Speaker of the House Rep. Pete Schwartzkopf, D-Rehoboth Beach, shared his story dating back to 1978 when he saw firsthand the poor water quality in the Ellendale community.

“And here we are still talking about water,” he said. “But we’re going to fix it.”

The Clean Water for Delaware Act will provided infrastructure for drinking water, stormwater and wastewater, and covering programs for drainage, waterway management and beach preservation, and many other water-related projects funded by separate state and federal resources among them the conservation reserve enhancement program, conservation cost-sharing and tax ditches. One of the major environmental openings is the Act’s support of the Governor’s Clean Water Initiative for Underserved Communities that is part of the Department of Natural Resources and Environmental Control’s work with the state’s low-income, underserved communities. 
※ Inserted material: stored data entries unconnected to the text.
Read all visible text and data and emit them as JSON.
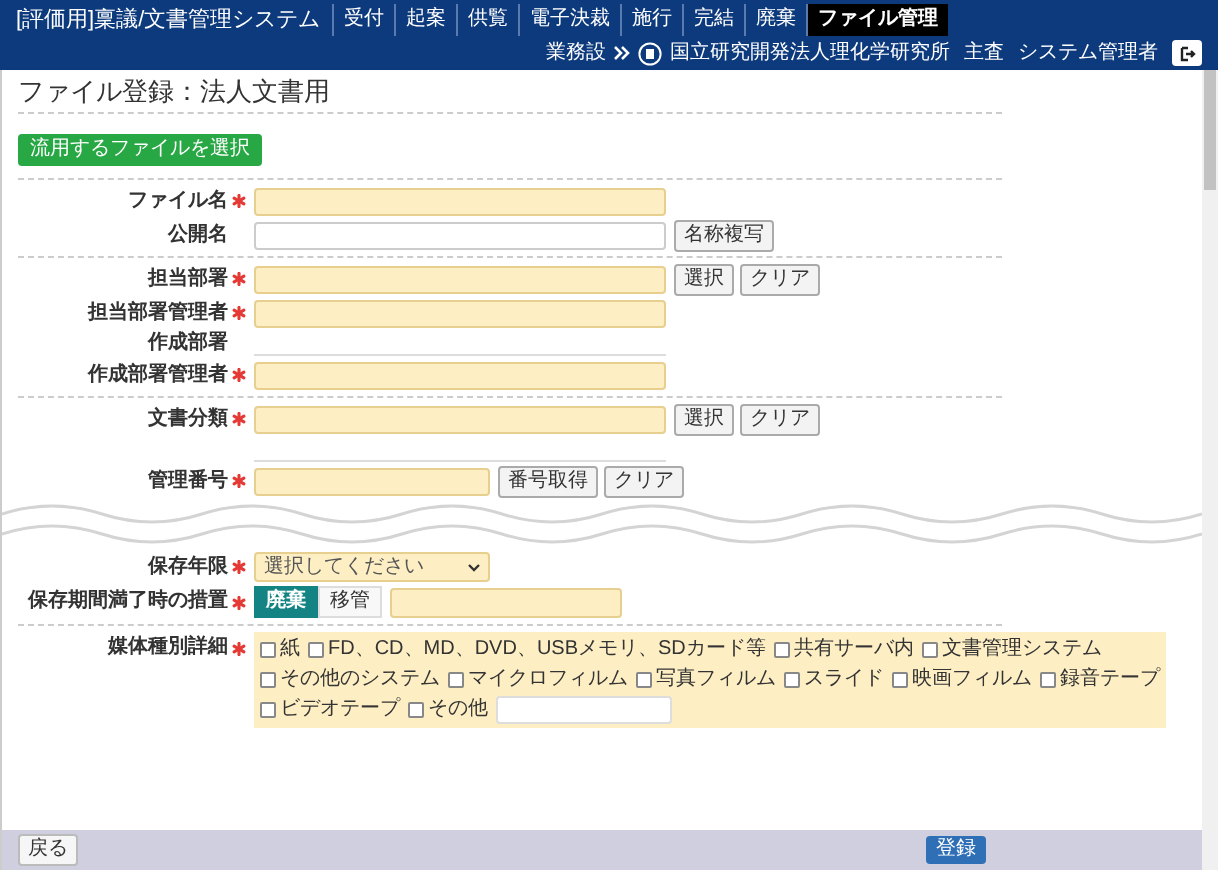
{
  "header": {
    "title": "[評価用]稟議/文書管理システム",
    "nav": [
      {
        "label": "受付",
        "selected": false
      },
      {
        "label": "起案",
        "selected": false
      },
      {
        "label": "供覧",
        "selected": false
      },
      {
        "label": "電子決裁",
        "selected": false
      },
      {
        "label": "施行",
        "selected": false
      },
      {
        "label": "完結",
        "selected": false
      },
      {
        "label": "廃棄",
        "selected": false
      },
      {
        "label": "ファイル管理",
        "selected": true
      }
    ],
    "menu_label": "業務設",
    "organization": "国立研究開発法人理化学研究所",
    "role": "主査",
    "user": "システム管理者"
  },
  "page_title": "ファイル登録：法人文書用",
  "template_button": "流用するファイルを選択",
  "sections": [
    {
      "cut_before": false,
      "fields": [
        {
          "kind": "text",
          "label": "ファイル名",
          "required": true
        },
        {
          "kind": "text",
          "label": "公開名",
          "required": false,
          "buttons": [
            "名称複写"
          ]
        }
      ]
    },
    {
      "cut_before": false,
      "fields": [
        {
          "kind": "text",
          "label": "担当部署",
          "required": true,
          "buttons": [
            "選択",
            "クリア"
          ]
        },
        {
          "kind": "text",
          "label": "担当部署管理者",
          "required": true
        },
        {
          "kind": "static",
          "label": "作成部署"
        },
        {
          "kind": "text",
          "label": "作成部署管理者",
          "required": true
        }
      ]
    },
    {
      "cut_before": false,
      "fields": [
        {
          "kind": "text",
          "label": "文書分類",
          "required": true,
          "buttons": [
            "選択",
            "クリア"
          ]
        },
        {
          "kind": "static"
        },
        {
          "kind": "text",
          "label": "管理番号",
          "required": true,
          "short": true,
          "buttons": [
            "番号取得",
            "クリア"
          ]
        }
      ]
    },
    {
      "cut_before": true,
      "fields": [
        {
          "kind": "select",
          "label": "保存年限",
          "required": true,
          "value": "選択してください"
        },
        {
          "kind": "toggle",
          "label": "保存期間満了時の措置",
          "required": true,
          "options": [
            {
              "label": "廃棄",
              "selected": true
            },
            {
              "label": "移管",
              "selected": false
            }
          ]
        }
      ]
    },
    {
      "cut_before": false,
      "fields": [
        {
          "kind": "checkboxes",
          "label": "媒体種別詳細",
          "required": true,
          "options": [
            {
              "label": "紙",
              "checked": false,
              "kind": "plain"
            },
            {
              "label": "FD、CD、MD、DVD、USBメモリ、SDカード等",
              "checked": false,
              "kind": "plain"
            },
            {
              "label": "共有サーバ内",
              "checked": false,
              "kind": "plain"
            },
            {
              "label": "文書管理システム",
              "checked": false,
              "kind": "plain"
            },
            {
              "label": "その他のシステム",
              "checked": false,
              "kind": "plain"
            },
            {
              "label": "マイクロフィルム",
              "checked": false,
              "kind": "plain"
            },
            {
              "label": "写真フィルム",
              "checked": false,
              "kind": "plain"
            },
            {
              "label": "スライド",
              "checked": false,
              "kind": "plain"
            },
            {
              "label": "映画フィルム",
              "checked": false,
              "kind": "plain"
            },
            {
              "label": "録音テープ",
              "checked": false,
              "kind": "plain"
            },
            {
              "label": "ビデオテープ",
              "checked": false,
              "kind": "plain"
            },
            {
              "label": "その他",
              "checked": false,
              "kind": "with_input"
            }
          ]
        }
      ]
    }
  ],
  "footer": {
    "back": "戻る",
    "submit": "登録"
  }
}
“I want to recognize Carney, Representative Longhurst and the entire General Assembly, and all stakeholders for their support in giving DNREC additional tools to help the state realize the goal of Clean Water for all Delawareans,” said DNREC Secretary Shawn M. Garvin. “With this legislation, through the Clean Water Trust, we will be able to bring more resources to bear and more partners to the table to address the water challenges of our state. And though the Governor’s Clean Water Initiative, state agencies, particularly DHSS and DNREC, are in a position to lift those who until now might have been thwarted by circumstances, costs or lack of community governance structure from their right to safe drinking water and proper wastewater treatment.”

The Act also contains a passage that “it is important that priorities for clean water projects in this state be given to projects that utilize green infrastructure and enhancement of natural systems to provide ecological benefits that improve water quality, demonstrate a high ratio of nutrient or pollution reduction to the amount of funding, and improve of community resilience to extreme weather, sea level rise, and other climate impacts.” Language for creating of the Clean Water Trust is explicit that “Existing federal and state funding resources alone are inadequate to meeting the state’s current and future demand for clean water projects.”

Sen. Ernie Lopez, R-Lewes, commended the bipartisan effort that went into passing the clean water law.

“If you look down the list ... it was so many people of the General Assembly,” he said.